Aucun motif de santé publique ou autre ne justifie cette décision de privatiser le LFB. Géré dans un esprit non lucratif, il est financièrement autonome et a même réussi, récemment, à embaucher près de 200 personnes. Il est leader mondial dans la production de médicaments destinés aux maladies orphelines et il assure une recherche de haut niveau sur tout ce qui a trait à la sécurisation des produits de santé issus de matières biologiques. Le but est-il de faire un cadeau aux opérateurs financiers ?

Quoi qu'il en soit, cette décision prise par ordonnance, sans débat public, constitue un recul préoccupant. C'est pourquoi je vous demande de retirer cette ordonnance.

M. le Ministre - Le LFB sera transformé en société anonyme à capitaux majoritairement publics. C'est nécessaire pour qu'il puisse investir, se développer et conclure des partenariats européens. En aucun cas, les règles de séparation entre le LFB et l'Etablissement français du sang ne sont remises en cause, pas plus bien sûr que les missions de service public qu'assume le laboratoire. Le LFB restera une structure sans but lucratif et la sécurité sanitaire sera préservée.

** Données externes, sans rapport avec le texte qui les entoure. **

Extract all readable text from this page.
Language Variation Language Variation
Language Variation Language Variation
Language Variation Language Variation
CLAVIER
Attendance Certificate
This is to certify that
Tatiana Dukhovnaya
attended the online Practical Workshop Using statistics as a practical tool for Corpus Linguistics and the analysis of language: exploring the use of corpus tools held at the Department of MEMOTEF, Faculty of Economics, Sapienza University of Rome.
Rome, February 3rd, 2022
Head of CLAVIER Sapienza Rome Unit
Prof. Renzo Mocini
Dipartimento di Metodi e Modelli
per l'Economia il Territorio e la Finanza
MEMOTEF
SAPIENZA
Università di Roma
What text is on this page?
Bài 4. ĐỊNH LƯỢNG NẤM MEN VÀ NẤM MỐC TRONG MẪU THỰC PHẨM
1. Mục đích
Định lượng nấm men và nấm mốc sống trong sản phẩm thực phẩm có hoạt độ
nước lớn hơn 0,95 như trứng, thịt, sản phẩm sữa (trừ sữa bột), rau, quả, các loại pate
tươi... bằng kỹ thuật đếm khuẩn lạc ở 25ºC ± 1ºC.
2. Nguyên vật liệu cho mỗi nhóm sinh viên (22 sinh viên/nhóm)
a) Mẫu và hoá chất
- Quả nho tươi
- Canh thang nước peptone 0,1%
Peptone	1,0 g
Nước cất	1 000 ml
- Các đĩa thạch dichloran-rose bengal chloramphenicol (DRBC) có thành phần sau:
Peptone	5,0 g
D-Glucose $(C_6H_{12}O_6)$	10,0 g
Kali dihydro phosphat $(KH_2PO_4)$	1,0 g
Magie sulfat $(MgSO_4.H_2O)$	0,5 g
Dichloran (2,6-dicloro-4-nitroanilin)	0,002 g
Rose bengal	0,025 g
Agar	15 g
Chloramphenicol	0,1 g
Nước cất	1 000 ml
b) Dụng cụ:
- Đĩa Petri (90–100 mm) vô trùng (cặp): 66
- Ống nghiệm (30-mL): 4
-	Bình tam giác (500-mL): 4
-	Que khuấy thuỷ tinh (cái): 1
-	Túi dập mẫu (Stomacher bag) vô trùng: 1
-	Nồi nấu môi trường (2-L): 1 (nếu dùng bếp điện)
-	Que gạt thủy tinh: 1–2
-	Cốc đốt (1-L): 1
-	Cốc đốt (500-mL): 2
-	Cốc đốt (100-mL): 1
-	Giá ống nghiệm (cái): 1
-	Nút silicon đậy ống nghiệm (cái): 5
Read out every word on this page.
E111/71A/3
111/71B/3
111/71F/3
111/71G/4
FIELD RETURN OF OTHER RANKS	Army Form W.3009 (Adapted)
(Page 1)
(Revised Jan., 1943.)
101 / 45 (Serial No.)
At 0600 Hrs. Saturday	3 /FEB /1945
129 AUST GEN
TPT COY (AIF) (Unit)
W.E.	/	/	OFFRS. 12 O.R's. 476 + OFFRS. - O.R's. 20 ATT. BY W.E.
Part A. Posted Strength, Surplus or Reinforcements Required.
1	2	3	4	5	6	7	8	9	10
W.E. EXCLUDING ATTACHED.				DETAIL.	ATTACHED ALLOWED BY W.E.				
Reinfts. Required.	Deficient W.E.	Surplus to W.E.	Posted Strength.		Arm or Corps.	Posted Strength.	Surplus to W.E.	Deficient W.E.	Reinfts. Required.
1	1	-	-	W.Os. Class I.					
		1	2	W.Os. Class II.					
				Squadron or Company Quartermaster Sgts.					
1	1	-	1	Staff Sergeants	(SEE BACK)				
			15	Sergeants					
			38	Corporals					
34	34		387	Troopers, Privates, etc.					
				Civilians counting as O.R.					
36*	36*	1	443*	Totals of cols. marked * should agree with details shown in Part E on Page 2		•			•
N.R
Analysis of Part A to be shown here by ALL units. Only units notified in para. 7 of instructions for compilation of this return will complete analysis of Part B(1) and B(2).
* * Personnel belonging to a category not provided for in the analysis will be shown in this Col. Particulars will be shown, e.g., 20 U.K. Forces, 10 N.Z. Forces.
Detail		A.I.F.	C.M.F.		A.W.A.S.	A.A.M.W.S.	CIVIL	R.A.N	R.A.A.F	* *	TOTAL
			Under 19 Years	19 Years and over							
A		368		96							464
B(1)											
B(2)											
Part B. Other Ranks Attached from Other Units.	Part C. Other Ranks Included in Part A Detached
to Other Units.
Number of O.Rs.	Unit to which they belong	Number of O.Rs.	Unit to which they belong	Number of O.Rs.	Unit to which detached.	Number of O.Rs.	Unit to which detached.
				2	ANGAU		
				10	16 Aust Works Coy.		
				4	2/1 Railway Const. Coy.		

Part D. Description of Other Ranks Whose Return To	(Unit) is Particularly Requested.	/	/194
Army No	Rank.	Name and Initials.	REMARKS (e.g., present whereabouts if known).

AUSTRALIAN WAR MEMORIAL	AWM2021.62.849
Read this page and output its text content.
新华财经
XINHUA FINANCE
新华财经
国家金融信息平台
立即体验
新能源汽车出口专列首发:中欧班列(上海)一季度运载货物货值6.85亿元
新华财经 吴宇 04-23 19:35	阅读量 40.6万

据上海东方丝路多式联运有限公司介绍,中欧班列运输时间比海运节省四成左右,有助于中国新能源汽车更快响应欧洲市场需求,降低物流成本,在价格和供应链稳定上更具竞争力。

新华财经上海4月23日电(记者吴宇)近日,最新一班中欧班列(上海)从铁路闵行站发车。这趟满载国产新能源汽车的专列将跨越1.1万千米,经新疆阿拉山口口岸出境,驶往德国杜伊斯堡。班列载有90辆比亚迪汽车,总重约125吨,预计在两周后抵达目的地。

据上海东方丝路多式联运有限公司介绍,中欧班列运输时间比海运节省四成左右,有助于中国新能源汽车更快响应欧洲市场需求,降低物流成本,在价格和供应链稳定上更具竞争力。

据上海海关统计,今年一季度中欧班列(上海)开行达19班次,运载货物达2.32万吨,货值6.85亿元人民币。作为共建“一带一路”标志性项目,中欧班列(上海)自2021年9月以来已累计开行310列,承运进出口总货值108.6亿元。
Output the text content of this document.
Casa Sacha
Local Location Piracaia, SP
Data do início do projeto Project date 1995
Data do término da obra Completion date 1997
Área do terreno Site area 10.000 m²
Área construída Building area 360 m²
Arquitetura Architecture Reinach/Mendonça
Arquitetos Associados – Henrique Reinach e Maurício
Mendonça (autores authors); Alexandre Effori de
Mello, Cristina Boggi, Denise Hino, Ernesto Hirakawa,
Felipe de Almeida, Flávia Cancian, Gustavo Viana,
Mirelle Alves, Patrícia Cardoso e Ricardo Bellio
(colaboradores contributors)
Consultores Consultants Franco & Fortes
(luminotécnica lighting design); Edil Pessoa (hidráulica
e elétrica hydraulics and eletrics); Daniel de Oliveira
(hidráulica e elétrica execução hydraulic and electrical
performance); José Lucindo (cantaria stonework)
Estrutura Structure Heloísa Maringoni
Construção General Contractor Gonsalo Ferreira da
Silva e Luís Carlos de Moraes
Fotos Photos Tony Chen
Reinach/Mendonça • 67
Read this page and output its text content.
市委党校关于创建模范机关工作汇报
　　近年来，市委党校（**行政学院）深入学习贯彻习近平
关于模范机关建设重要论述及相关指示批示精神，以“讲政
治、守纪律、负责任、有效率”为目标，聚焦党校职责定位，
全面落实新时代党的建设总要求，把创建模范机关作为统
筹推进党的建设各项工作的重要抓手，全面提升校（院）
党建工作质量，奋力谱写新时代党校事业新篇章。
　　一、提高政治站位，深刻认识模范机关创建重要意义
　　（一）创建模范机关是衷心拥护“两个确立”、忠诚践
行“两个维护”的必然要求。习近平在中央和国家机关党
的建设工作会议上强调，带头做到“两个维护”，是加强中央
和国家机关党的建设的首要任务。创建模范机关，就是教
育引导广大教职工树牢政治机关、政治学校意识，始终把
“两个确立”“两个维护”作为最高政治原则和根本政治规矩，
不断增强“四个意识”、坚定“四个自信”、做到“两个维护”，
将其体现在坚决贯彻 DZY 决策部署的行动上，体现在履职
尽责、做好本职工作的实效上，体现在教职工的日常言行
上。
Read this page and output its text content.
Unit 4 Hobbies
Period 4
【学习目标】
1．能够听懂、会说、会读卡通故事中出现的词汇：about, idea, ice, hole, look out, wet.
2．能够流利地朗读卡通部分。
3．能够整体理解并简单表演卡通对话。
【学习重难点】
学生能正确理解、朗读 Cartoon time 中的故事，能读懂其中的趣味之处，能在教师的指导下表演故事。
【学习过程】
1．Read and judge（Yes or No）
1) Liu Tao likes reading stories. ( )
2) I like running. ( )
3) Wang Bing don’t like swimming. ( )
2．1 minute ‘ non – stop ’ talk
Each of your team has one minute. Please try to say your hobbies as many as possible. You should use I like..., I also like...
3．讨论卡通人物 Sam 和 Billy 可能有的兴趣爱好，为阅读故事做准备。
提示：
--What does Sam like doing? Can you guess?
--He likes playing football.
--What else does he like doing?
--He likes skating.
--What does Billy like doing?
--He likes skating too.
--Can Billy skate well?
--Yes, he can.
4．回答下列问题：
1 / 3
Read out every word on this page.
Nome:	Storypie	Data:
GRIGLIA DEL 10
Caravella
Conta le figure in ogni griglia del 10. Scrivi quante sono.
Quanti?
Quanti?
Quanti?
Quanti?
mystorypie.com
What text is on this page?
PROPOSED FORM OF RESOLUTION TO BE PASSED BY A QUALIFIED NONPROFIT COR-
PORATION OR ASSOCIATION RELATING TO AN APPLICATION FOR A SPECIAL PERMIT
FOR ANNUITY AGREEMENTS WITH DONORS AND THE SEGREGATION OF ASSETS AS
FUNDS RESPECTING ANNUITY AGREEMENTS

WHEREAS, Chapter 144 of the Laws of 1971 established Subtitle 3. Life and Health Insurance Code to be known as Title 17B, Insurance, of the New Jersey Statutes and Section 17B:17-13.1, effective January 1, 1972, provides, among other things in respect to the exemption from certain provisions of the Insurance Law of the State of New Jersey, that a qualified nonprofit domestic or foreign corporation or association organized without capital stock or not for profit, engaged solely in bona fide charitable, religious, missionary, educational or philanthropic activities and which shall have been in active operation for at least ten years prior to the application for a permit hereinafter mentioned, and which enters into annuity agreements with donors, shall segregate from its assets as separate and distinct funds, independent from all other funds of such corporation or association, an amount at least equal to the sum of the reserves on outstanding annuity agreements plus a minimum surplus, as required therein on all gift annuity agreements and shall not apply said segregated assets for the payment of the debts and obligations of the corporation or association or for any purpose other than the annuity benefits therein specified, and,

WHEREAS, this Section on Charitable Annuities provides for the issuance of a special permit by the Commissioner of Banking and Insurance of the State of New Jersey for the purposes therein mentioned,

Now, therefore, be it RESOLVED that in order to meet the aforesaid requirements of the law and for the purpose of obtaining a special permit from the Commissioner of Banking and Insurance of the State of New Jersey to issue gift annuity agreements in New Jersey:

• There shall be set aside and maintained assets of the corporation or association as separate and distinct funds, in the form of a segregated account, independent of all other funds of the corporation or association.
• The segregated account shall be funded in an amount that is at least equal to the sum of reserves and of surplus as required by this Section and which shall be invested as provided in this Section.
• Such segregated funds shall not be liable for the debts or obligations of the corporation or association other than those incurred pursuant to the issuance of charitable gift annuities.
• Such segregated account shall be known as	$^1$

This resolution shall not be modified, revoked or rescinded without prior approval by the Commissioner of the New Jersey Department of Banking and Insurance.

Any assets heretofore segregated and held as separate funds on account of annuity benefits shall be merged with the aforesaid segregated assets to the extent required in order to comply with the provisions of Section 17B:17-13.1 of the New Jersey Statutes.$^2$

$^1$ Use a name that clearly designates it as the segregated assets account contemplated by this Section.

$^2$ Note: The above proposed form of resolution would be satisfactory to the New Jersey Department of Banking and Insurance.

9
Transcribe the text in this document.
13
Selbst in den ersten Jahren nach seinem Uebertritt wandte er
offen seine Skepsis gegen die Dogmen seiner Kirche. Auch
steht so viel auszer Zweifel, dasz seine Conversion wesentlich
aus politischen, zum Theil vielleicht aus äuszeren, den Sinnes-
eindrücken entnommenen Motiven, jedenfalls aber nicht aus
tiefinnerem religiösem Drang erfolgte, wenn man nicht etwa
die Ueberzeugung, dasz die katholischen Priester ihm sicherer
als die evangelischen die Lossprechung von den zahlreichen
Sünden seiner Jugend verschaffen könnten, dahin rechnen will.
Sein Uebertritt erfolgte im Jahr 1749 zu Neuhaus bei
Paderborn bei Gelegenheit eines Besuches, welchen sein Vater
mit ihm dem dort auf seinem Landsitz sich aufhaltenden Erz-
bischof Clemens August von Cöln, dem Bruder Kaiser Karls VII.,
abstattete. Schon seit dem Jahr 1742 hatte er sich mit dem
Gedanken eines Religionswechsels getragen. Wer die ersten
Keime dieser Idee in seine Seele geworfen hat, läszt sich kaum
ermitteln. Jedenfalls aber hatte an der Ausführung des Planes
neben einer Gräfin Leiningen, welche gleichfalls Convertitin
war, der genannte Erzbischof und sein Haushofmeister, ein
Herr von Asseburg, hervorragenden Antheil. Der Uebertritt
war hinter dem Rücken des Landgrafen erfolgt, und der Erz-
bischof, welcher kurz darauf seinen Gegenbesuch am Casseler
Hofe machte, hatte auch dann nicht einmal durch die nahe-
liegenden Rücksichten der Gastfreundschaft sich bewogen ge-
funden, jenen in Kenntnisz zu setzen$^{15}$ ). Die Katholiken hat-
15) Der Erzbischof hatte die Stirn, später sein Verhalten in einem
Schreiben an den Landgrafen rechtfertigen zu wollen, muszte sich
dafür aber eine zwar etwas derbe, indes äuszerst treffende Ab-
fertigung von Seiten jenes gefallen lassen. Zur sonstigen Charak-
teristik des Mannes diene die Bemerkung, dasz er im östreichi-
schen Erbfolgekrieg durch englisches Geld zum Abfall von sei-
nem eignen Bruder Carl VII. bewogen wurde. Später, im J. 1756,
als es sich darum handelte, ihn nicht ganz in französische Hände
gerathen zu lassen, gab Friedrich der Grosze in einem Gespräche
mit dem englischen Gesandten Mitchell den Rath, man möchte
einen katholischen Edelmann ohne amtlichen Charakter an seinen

J'en viens à l'amendement 311. Il étend à certains dispositifs médicaux sensibles, dont la liste est fixée par arrêté du ministre chargé de la santé sur proposition du directeur général de l'Agence française de sécurité sanitaire des produits de santé, les règles applicables en matière de vigilance déjà prévues par l'article 73 pour les dispositifs médicaux comportant comme partie intégrante une substance dérivée du sang.

L'amendement 311, accepté par le Gouvernement, mis aux voix, est adopté.

L'article 73 ainsi modifié, mis aux voix, est adopté.

ART 74

M. le Ministre - Les amendements 304, 305, 306, 307 visent à modifier la rédaction de l'article en supprimant la référence au décret du 3 décembre 1980, juridiquement incorrecte, et à permettre d'étendre la mesure proposée à l'ensemble des établissements de santé publics et privés tout en en précisant les modalités d'évaluation.

Les amendements 304, 305, 306, 307, acceptés par la commission, successivement mis aux voix, sont adoptés, de même que l'article 74 ainsi modifié.

ART 75

Mme Jacqueline Fraysse - Cet article traite du transfert de compétences des professions médicales aux professions paramédicales, sous forme d'expérimentations dans des conditions arrêtées par le ministre de la santé. Il s'agit ainsi de donner suite aux propositions du rapport Berland. Il nous semble cependant qu'une question aussi importante ne doit pas être débattue à la va-vite, sans avoir été précédée d'une réflexion plus approfondie.

M. Jean-Marie Le Guen - Nous sommes plutôt favorables à cet article, même si Mme Fraysse a raison : la politique qui sera menée par les pouvoirs publics en la matière doit être clarifiée.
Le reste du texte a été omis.